Our group consists of clinicians and basic scientists based within the Royal Victoria Infirmary, Newcastle and Newcastle University. We have already developed multi-electrodes for recording electrical activity from within the brain, using microfabrication facilities within Newcastle University. We will adapt these to record from human muscle, and will test these in human volunteers. We also have extensive experience in developing novel software to analyse the data from multi-channel recordings, and we will develop a suite of programs to display muscle structure and function in real-time. This will allow clinicians to view the results as they are collected allowing them to decide whether a diagnosis has been reached or if further muscles need to be studied.
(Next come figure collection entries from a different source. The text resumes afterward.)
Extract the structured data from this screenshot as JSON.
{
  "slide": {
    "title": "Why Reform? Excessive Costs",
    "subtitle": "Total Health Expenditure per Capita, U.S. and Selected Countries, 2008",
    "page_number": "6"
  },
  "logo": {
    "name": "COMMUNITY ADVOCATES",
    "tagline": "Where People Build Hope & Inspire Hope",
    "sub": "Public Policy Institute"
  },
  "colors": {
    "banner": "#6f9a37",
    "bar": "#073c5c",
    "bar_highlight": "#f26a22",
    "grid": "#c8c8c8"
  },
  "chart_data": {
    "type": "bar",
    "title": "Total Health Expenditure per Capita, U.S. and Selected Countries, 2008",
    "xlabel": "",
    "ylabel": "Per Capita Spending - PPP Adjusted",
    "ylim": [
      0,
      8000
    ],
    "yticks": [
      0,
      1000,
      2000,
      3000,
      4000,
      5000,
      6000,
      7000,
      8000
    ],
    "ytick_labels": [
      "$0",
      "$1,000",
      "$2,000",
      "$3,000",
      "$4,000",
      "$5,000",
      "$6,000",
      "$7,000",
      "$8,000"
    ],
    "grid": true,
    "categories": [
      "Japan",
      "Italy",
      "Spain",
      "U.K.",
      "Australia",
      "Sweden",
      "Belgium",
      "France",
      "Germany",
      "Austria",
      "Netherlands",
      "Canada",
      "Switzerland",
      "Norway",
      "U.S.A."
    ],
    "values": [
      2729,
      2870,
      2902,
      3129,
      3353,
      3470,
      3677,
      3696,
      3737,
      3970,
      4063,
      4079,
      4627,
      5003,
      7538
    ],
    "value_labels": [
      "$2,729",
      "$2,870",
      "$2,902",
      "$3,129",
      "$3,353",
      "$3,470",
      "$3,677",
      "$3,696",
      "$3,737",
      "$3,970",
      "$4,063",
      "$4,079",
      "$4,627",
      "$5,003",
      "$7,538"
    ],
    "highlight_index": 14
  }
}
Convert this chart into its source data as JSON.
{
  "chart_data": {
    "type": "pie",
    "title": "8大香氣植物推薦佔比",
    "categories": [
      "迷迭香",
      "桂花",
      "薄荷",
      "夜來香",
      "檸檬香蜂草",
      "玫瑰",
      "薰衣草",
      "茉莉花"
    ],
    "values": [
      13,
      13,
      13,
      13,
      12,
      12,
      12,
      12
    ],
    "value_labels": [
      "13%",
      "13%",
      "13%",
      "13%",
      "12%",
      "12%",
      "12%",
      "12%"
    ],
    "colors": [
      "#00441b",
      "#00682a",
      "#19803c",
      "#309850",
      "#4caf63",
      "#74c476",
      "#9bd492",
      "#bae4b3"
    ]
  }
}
Our ultimate aim is to develop a prototype clinically applicable system which we will then develop in partnership with a commercial medical instrument company.

There are approximately 100,000 EMGs performed each year in the UK. Even if our system reduces the time taken by ten minutes each, this will have a massive cost saving for the NHS, quite apart from the benefits to patients in terms of improved diagnosis and reduced discomfort. We believe that this technique is achievable, and will be as revolutionary for EMG as the development of magnetic resonance imaging has been for radiology.